Environ 52 % de ces sites sont cartographiés en un seul point, sans contour et donc sans emprise. Plutôt que de les dessiner tous à la plus petite taille, on leur attribue une taille nominale, typique. Qu'un site soit cartographié en point ou en contour tient surtout à la minutie de sa cartographie, non à la taille du site.

Les temples sont dessinés comme si leur emprise valait le double de sa taille réelle — environ 1,4 fois la largeur. C'est une pondération délibérée, et la seule de la carte. Elle mérite sa place ici : cette carte contient cinq mille monastères et neuf mille parcelles religieuses, qui couvrent les uns et les autres bien plus de terrain que les temples parmi eux. La pondération est assez faible pour laisser intact l'ordre réel.

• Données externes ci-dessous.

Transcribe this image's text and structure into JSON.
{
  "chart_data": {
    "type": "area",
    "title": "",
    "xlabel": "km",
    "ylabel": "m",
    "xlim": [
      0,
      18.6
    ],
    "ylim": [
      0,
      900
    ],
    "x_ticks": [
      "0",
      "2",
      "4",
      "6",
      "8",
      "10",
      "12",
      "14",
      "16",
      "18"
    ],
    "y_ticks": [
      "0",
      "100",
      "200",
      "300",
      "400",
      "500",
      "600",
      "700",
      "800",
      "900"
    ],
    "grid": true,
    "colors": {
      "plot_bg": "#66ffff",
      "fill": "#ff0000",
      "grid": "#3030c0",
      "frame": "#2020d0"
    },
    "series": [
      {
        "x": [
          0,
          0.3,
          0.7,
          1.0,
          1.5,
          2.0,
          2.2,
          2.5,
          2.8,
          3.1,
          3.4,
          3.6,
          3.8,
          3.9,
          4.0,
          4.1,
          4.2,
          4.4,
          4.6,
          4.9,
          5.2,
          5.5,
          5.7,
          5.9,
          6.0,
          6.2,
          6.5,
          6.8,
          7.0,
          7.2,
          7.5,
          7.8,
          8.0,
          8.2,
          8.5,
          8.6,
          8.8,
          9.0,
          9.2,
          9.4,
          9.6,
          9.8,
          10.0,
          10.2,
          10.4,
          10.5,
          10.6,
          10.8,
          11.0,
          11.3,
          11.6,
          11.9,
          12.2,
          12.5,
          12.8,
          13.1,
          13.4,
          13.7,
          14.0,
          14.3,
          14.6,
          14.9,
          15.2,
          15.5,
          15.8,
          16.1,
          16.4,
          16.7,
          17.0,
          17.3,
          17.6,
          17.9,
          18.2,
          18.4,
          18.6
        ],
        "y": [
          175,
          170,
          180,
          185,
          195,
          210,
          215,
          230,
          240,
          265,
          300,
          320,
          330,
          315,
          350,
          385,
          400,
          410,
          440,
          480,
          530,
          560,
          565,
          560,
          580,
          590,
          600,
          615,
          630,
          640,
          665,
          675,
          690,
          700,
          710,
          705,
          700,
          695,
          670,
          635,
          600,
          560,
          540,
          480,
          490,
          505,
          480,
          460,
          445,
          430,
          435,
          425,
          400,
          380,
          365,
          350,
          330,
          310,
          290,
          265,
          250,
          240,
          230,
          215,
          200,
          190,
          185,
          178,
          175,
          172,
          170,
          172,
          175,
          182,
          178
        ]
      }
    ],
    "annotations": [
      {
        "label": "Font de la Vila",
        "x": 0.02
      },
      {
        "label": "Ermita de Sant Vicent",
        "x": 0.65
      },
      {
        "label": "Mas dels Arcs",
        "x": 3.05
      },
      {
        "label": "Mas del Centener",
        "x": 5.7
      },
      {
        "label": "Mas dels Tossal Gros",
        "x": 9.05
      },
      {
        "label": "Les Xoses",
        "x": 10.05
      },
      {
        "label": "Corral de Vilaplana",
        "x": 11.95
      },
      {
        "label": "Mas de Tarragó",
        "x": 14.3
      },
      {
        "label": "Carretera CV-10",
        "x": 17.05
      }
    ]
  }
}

Le plus grand site de cette carte est celui des tombeaux impériaux des Xia occidentaux, avec 34 kilomètres carrés, consigné comme ancien site. C'est un véritable paysage archéologique, non une erreur de cartographie — il est simplement bien plus vaste qu'un bâtiment.

Sites sans nom

62 % des sites présentés ici portent un nom, et ceux qui n'en ont pas sont affichés tout de même. Un site sans nom est un site dont personne n'a consigné le nom, non un site qui n'existe pas.

Une image du présent

La carte d'aujourd'hui, non une histoire. OpenStreetMap est modifié en continu ; cette copie est rafraîchie périodiquement. Il n'y a pas de commande d'année, et un site fermé ou reconverti depuis longtemps peut rester cartographié jusqu'à ce qu'un contributeur le mette à jour.

Source et licence

© OpenStreetMap contributors, sous la licence Open Database (ODbL) 1.0.